Get off my lawn.

Tuesday, October 31, 2006

viva la rsync

I've had automated backup processes running on my Linux boxen for a few years now. Being a developer with a fondness for automated processes that work hard while I'm asleep, I reasoned that the best way to back up a machine automatically was to write a script that's smart about how it does things, and just let it take care of itself. It worked pretty well, saving my bacon a few times.

My backup routine was thus written as a shell script that would make a list of all the files in each user's home directory, omitting files in directories listed in an "exclusion list" file for each user. Then it would zip all of the files in the list into a zip file named after the user, machine, and the current date. Each night when it ran, it would remove any backups more than 3 days old.

It worked fine, except for some problems:

First of all, if I had it back up more than 2GB of data, it would fail. Because the "zip" program uses 32-bit file pointers, it can't address a file bigger than the max value of a 32-bit integer, roughly 2GB. So I was always thinking of ways to prevent the backups from being "too big". Every time I copied a file around, the possibility that it could hose up my backup was something I thought about. Lame!

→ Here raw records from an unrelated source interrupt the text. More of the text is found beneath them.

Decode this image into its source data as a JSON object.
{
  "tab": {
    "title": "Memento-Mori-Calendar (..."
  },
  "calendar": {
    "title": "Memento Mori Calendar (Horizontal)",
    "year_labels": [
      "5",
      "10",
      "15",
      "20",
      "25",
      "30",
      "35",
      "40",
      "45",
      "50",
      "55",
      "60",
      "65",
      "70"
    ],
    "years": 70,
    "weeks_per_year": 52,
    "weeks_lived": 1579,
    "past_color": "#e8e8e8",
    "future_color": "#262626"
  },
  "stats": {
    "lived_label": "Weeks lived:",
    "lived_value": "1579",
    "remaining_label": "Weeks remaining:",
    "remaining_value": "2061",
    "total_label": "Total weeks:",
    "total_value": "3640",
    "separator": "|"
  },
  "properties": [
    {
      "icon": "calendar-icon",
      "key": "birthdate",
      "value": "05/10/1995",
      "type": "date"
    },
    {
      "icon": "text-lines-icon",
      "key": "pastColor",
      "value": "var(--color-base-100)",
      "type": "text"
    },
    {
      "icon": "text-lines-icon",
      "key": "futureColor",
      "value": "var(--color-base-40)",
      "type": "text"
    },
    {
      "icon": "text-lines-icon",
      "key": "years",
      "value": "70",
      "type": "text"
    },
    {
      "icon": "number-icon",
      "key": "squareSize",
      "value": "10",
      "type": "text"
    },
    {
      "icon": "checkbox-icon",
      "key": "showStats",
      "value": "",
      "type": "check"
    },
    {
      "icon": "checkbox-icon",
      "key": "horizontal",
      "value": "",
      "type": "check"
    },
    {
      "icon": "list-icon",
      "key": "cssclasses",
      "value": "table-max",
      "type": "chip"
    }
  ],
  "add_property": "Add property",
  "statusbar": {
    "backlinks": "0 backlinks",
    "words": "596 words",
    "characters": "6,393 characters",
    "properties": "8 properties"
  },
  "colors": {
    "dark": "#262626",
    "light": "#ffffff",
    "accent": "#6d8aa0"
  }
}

Second, the process itself was resource-intensive. Creating a gigantic zip file on a machine with a 1GB of memory puts everything in RAM into swap. So in the morning, I'd wiggle the mouse to bring up the desktop, and wait... and wait... and... wait... while the machine thrashed around swapped its consciousness back into RAM. Sometimes, I'd find that the zip program was still running, 3 hours after the backup was scheduled to run. Lame!

I finally got sick enough of these annoyances to do something about it, so I tried out rsync, the "standard" way of backing up Unix boxes. It's purpose-built to copy large numbers of files and sync directories. I used it to create mirrors of the backed-up directories on a removable USB drive. After the initial sync, subsequent rsync runs only back up changed or added files.

Additionally, you can use hidden .rsync-filter files to control how files get backed up. You can omit certain types of files, files with specific names, directory trees, and so on. You can sprinkle these files all over the place and rsync will read them wherever they are and follow the rules they describe.

So now I'm using rsync. I'm backing up over 60GB of files, the process typically takes approx. 20 seconds for each machine, and the resource load is so low it's not even noticeable. If it was a product you could buy, I would recommend buying it, but since it's free, I guess I can't. There's always a downside, I guess.